Crucially, there are expected to be gaps right across the supply chain, CODA’s Norman told Energy Voice. “There will be opportunities here for companies with experience from other jurisdictions that have skills in planning and designing decommissioning activities. There is also a potential big opportunity for talent,” said Norman.
“One challenge in Australia is around costs, especially when seeking to deploy marine spreads and equipment from other parts of the world. Understanding how we can minimise some of the cost exposure through shared campaigns or really robust planning in the region will be key,” he added.

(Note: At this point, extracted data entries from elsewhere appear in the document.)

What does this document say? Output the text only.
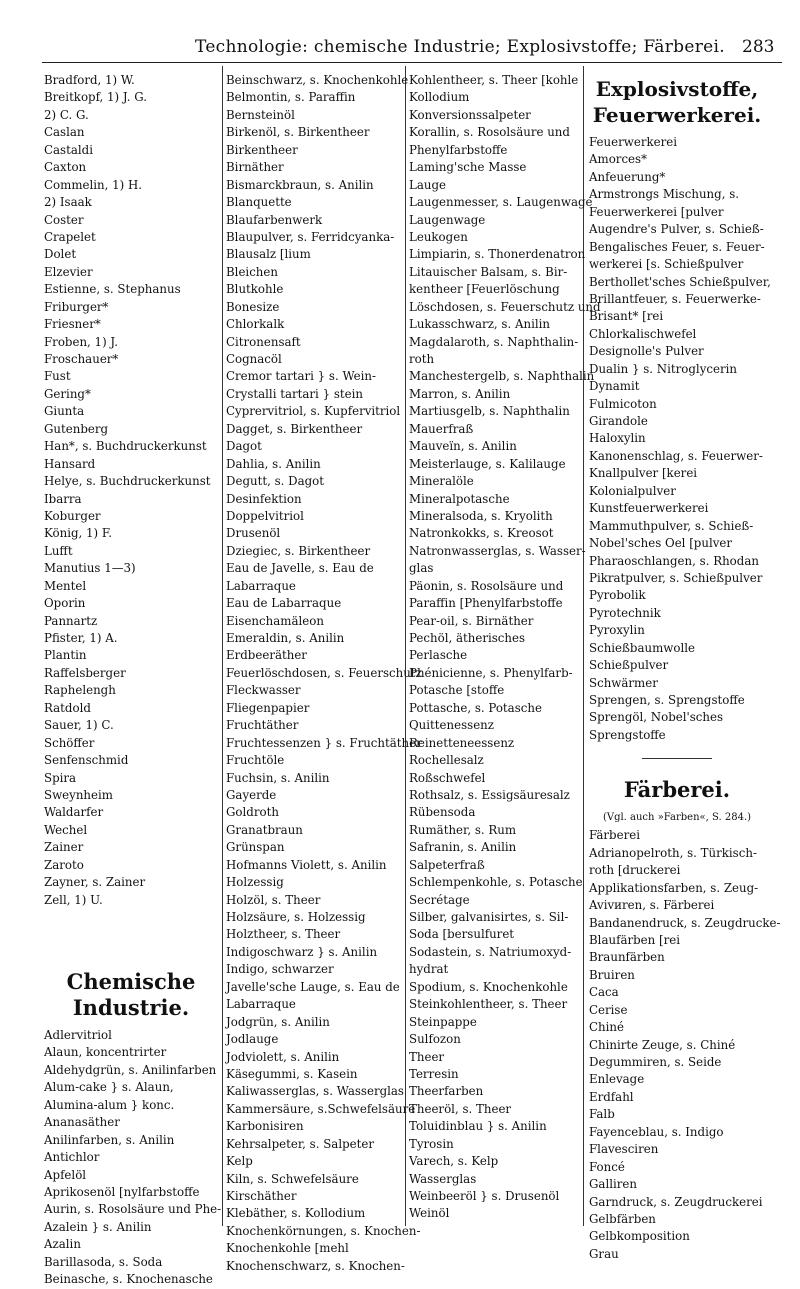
Technologie: chemische Industrie; Explosivstoffe; Färberei. 283
Bradford, 1) W.
Breitkopf, 1) J. G.
2) C. G.
Caslan
Castaldi
Caxton
Commelin, 1) H.
2) Isaak
Coster
Crapelet
Dolet
Elzevier
Estienne, s. Stephanus
Friburger*
Friesner*
Froben, 1) J.
Froschauer*
Fust
Gering*
Giunta
Gutenberg
Han*, s. Buchdruckerkunst
Hansard
Helye, s. Buchdruckerkunst
Ibarra
Koburger
König, 1) F.
Lufft
Manutius 1—3)
Mentel
Oporin
Pannartz
Pfister, 1) A.
Plantin
Raffelsberger
Raphelengh
Ratdold
Sauer, 1) C.
Schöffer
Senfenschmid
Spira
Sweynheim
Waldarfer
Wechel
Zainer
Zaroto
Zayner, s. Zainer
Zell, 1) U.
Chemische Industrie.
Adlervitriol
Alaun, koncentrirter
Aldehydgrün, s. Anilinfarben
Alum-cake } s. Alaun,
Alumina-alum } konc.
Ananasäther
Anilinfarben, s. Anilin
Antichlor
Apfelöl
Aprikosenöl [nylfarbstoffe
Aurin, s. Rosolsäure und Phe-
Azalein } s. Anilin
Azalin
Barillasoda, s. Soda
Beinasche, s. Knochenasche
Beinschwarz, s. Knochenkohle
Belmontin, s. Paraffin
Bernsteinöl
Birkenöl, s. Birkentheer
Birkentheer
Birnäther
Bismarckbraun, s. Anilin
Blanquette
Blaufarbenwerk
Blaupulver, s. Ferridcyanka-
Blausalz [lium
Bleichen
Blutkohle
Bonesize
Chlorkalk
Citronensaft
Cognacöl
Cremor tartari } s. Wein-
Crystalli tartari } stein
Cyprervitriol, s. Kupfervitriol
Dagget, s. Birkentheer
Dagot
Dahlia, s. Anilin
Degutt, s. Dagot
Desinfektion
Doppelvitriol
Drusenöl
Dziegiec, s. Birkentheer
Eau de Javelle, s. Eau de
Labarraque
Eau de Labarraque
Eisenchamäleon
Emeraldin, s. Anilin
Erdbeeräther
Feuerlöschdosen, s. Feuerschutz
Fleckwasser
Fliegenpapier
Fruchtäther
Fruchtessenzen } s. Fruchtäther
Fruchtöle
Fuchsin, s. Anilin
Gayerde
Goldroth
Granatbraun
Grünspan
Hofmanns Violett, s. Anilin
Holzessig
Holzöl, s. Theer
Holzsäure, s. Holzessig
Holztheer, s. Theer
Indigoschwarz } s. Anilin
Indigo, schwarzer
Javelle'sche Lauge, s. Eau de
Labarraque
Jodgrün, s. Anilin
Jodlauge
Jodviolett, s. Anilin
Käsegummi, s. Kasein
Kaliwasserglas, s. Wasserglas
Kammersäure, s.Schwefelsäure
Karbonisiren
Kehrsalpeter, s. Salpeter
Kelp
Kiln, s. Schwefelsäure
Kirschäther
Klebäther, s. Kollodium
Knochenkörnungen, s. Knochen-
Knochenkohle [mehl
Knochenschwarz, s. Knochen-
Kohlentheer, s. Theer [kohle
Kollodium
Konversionssalpeter
Korallin, s. Rosolsäure und
Phenylfarbstoffe
Laming'sche Masse
Lauge
Laugenmesser, s. Laugenwage
Laugenwage
Leukogen
Limpiarin, s. Thonerdenatron
Litauischer Balsam, s. Bir-
kentheer [Feuerlöschung
Löschdosen, s. Feuerschutz und
Lukasschwarz, s. Anilin
Magdalaroth, s. Naphthalin-
roth
Manchestergelb, s. Naphthalin
Marron, s. Anilin
Martiusgelb, s. Naphthalin
Mauerfraß
Mauveïn, s. Anilin
Meisterlauge, s. Kalilauge
Mineralöle
Mineralpotasche
Mineralsoda, s. Kryolith
Natronkokks, s. Kreosot
Natronwasserglas, s. Wasser-
glas
Päonin, s. Rosolsäure und
Paraffin [Phenylfarbstoffe
Pear-oil, s. Birnäther
Pechöl, ätherisches
Perlasche
Phénicienne, s. Phenylfarb-
Potasche [stoffe
Pottasche, s. Potasche
Quittenessenz
Reinetteneessenz
Rochellesalz
Roßschwefel
Rothsalz, s. Essigsäuresalz
Rübensoda
Rumäther, s. Rum
Safranin, s. Anilin
Salpeterfraß
Schlempenkohle, s. Potasche
Secrétage
Silber, galvanisirtes, s. Sil-
Soda [bersulfuret
Sodastein, s. Natriumoxyd-
hydrat
Spodium, s. Knochenkohle
Steinkohlentheer, s. Theer
Steinpappe
Sulfozon
Theer
Terresin
Theerfarben
Theeröl, s. Theer
Toluidinblau } s. Anilin
Tyrosin
Varech, s. Kelp
Wasserglas
Weinbeeröl } s. Drusenöl
Weinöl
Explosivstoffe, Feuerwerkerei.
Feuerwerkerei
Amorces*
Anfeuerung*
Armstrongs Mischung, s.
Feuerwerkerei [pulver
Augendre's Pulver, s. Schieß-
Bengalisches Feuer, s. Feuer-
werkerei [s. Schießpulver
Berthollet'sches Schießpulver,
Brillantfeuer, s. Feuerwerke-
Brisant* [rei
Chlorkalischwefel
Designolle's Pulver
Dualin } s. Nitroglycerin
Dynamit
Fulmicoton
Girandole
Haloxylin
Kanonenschlag, s. Feuerwer-
Knallpulver [kerei
Kolonialpulver
Kunstfeuerwerkerei
Mammuthpulver, s. Schieß-
Nobel'sches Oel [pulver
Pharaoschlangen, s. Rhodan
Pikratpulver, s. Schießpulver
Pyrobolik
Pyrotechnik
Pyroxylin
Schießbaumwolle
Schießpulver
Schwärmer
Sprengen, s. Sprengstoffe
Sprengöl, Nobel'sches
Sprengstoffe
Färberei.
(Vgl. auch »Farben«, S. 284.)
Färberei
Adrianopelroth, s. Türkisch-
roth [druckerei
Applikationsfarben, s. Zeug-
Avivиren, s. Färberei
Bandanendruck, s. Zeugdrucke-
Blaufärben [rei
Braunfärben
Bruiren
Caca
Cerise
Chiné
Chinirte Zeuge, s. Chiné
Degummiren, s. Seide
Enlevage
Erdfahl
Falb
Fayenceblau, s. Indigo
Flavesciren
Foncé
Galliren
Garndruck, s. Zeugdruckerei
Gelbfärben
Gelbkomposition
Grau
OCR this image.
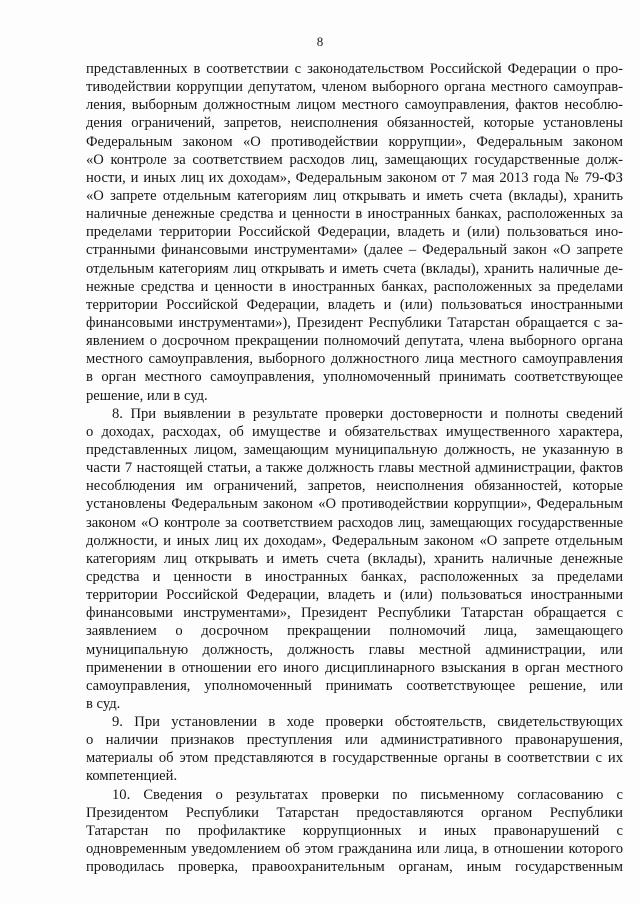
8
представленных в соответствии с законодательством Российской Федерации о про-
тиводействии коррупции депутатом, членом выборного органа местного самоуправ-
ления, выборным должностным лицом местного самоуправления, фактов несоблю-
дения ограничений, запретов, неисполнения обязанностей, которые установлены
Федеральным законом «О противодействии коррупции», Федеральным законом
«О контроле за соответствием расходов лиц, замещающих государственные долж-
ности, и иных лиц их доходам», Федеральным законом от 7 мая 2013 года № 79-ФЗ
«О запрете отдельным категориям лиц открывать и иметь счета (вклады), хранить
наличные денежные средства и ценности в иностранных банках, расположенных за
пределами территории Российской Федерации, владеть и (или) пользоваться ино-
странными финансовыми инструментами» (далее – Федеральный закон «О запрете
отдельным категориям лиц открывать и иметь счета (вклады), хранить наличные де-
нежные средства и ценности в иностранных банках, расположенных за пределами
территории Российской Федерации, владеть и (или) пользоваться иностранными
финансовыми инструментами»), Президент Республики Татарстан обращается с за-
явлением о досрочном прекращении полномочий депутата, члена выборного органа
местного самоуправления, выборного должностного лица местного самоуправления
в орган местного самоуправления, уполномоченный принимать соответствующее
решение, или в суд.
8. При выявлении в результате проверки достоверности и полноты сведений
о доходах, расходах, об имуществе и обязательствах имущественного характера,
представленных лицом, замещающим муниципальную должность, не указанную в
части 7 настоящей статьи, а также должность главы местной администрации, фактов
несоблюдения им ограничений, запретов, неисполнения обязанностей, которые
установлены Федеральным законом «О противодействии коррупции», Федеральным
законом «О контроле за соответствием расходов лиц, замещающих государственные
должности, и иных лиц их доходам», Федеральным законом «О запрете отдельным
категориям лиц открывать и иметь счета (вклады), хранить наличные денежные
средства и ценности в иностранных банках, расположенных за пределами
территории Российской Федерации, владеть и (или) пользоваться иностранными
финансовыми инструментами», Президент Республики Татарстан обращается с
заявлением о досрочном прекращении полномочий лица, замещающего
муниципальную должность, должность главы местной администрации, или
применении в отношении его иного дисциплинарного взыскания в орган местного
самоуправления, уполномоченный принимать соответствующее решение, или
в суд.
9. При установлении в ходе проверки обстоятельств, свидетельствующих
о наличии признаков преступления или административного правонарушения,
материалы об этом представляются в государственные органы в соответствии с их
компетенцией.
10. Сведения о результатах проверки по письменному согласованию с
Президентом Республики Татарстан предоставляются органом Республики
Татарстан по профилактике коррупционных и иных правонарушений с
одновременным уведомлением об этом гражданина или лица, в отношении которого
проводилась проверка, правоохранительным органам, иным государственным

Australia will also be looking to access technologies developed in other jurisdictions, such as the North Sea. “Existing technology for things like cleaning and recycling of materials, such as breaking down complex multi-material components, like umbilicals, would be welcome,” said Norman.
Still, it is early days. CODA, which was officially established in March, has launched three foundation projects designed to rapidly accelerate cross-industry understanding of Australia’s decommissioning challenge. The three projects, due for delivery in early 2022, cover: local disposal and recycling opportunities; global review of decommissioning learnings; and the use of technology and innovation.